The themes which come out in the hazards are as follows.

Education

Many of them rely on education and training of the users to mitigate the risk. Generally, there was felt to be lack of education - and of educational resources & best practice agreement on the use of EPRs and that this needed to be addressed at all levels of medical and other user education. It was also felt that where there was training in the use of clinical systems it was often only at the deployment of the software or induction of new users and restricted to use of the software, not its use to enhance patient care, and was not followed up on a regular basis to enable users to enhance their use of the tools.

Better and more thorough training would mitigate the issues around terminology, using the structure of records correctly and curation of the records to maintain high quality, as well as issues around the use of third-party data and appropriate access to and use of safeguarding information.

Software design

The design of shared care records. Ensuring high levels of usability by involving users in the design and ensuring it supports the workflow will lead to better quality use of the systems. There are issues around specific data types and how they are managed, such as safeguarding data, and legal data, including subjects such as retention dates. Taking these into account in the design of Shared Care Records is vital, as is ensuring the context and provenance of the data is preserved to ensure that the data becomes usable information.
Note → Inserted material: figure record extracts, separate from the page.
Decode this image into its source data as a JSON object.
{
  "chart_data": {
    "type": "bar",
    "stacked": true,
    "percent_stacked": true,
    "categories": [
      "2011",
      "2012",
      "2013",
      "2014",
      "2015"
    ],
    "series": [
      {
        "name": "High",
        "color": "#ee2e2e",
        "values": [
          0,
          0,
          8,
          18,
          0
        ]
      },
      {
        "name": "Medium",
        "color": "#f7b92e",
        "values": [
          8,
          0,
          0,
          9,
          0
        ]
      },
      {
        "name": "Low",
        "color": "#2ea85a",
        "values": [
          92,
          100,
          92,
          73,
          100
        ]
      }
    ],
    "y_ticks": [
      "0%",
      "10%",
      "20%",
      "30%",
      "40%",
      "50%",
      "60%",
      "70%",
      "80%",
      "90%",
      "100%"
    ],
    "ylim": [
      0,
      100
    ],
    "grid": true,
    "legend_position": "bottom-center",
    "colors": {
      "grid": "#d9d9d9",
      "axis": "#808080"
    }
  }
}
Given the variance in data structure in contributing systems this is a challenge, but it is essential to make sure that the record can be viewed from a variety of aspects, such as a problem list or an encounter view and not just as a flat list under section headings. Where possible all the relationship links of a data item should be preserved, and the data viewed in the same structure as the contributing system.

De-duplication

For shared records to make sense de-duplication of data items needs to take place. But it was felt to be important that where this had occurred the fact was obvious and the discounted data items could be seen if required, to retain the integrity of the record.

Socio-technical model

In a socio-technical model these design issues are the "Informatics layer", the level where it is agreed how things will behave and how data is stored and accessed.

The "Conversational Layer" in this model is around agreeing the processes and how they will be used. Several of the hazards above can only be mitigated by ensuring this is undertaken. A solution to this would be for shared record systems to have an executive group who can gain agreement from users on how the system will be used. They should own the ultimate risk. This would enable issues around responsibility for care, hand overs of care, for prescribing, and record curation to be clarified, as well as issues where data was disputed or felt to be erroneous.

The top layer of the model is around socio-cultural matters. These are issues outside the systems themselves, such as the data governance laws. But it could also be seen as concerns that need to be dealt with once, subject to ongoing scrutiny and /or action by the professions. Getting education into the training curriculums, providing input into creating, monitoring, and maintaining the necessary standards and providing on-going training in keeping high quality EPRs cannot be addressed at system level only and need a national approach. Taking a high-level view of the data models needed in clinical systems to serve the new purpose of sharing data would also mitigate several of the hazards arising from the different data structures in/ of contributing care record systems.

Summing up

The PHCCSG recognizes the huge benefits to patient care of having comprehensive and up to date information about them and their care, and the roles of shared care records in achieving this.

This report highlights problems which we have been talking in creating and managing shared records and suggests proposals that the Group believe would mitigate them. The group has been discussing many of them since 2008.

We would like to see this report used as the basis for a safety case to justify the work needed to resolve them. However, some of the most serious hazards - for example the lack of education in record keeping, and agreement about clinical behaviour in certain situations - need urgent resolution at a professional level, to create norms for the use of all shared records.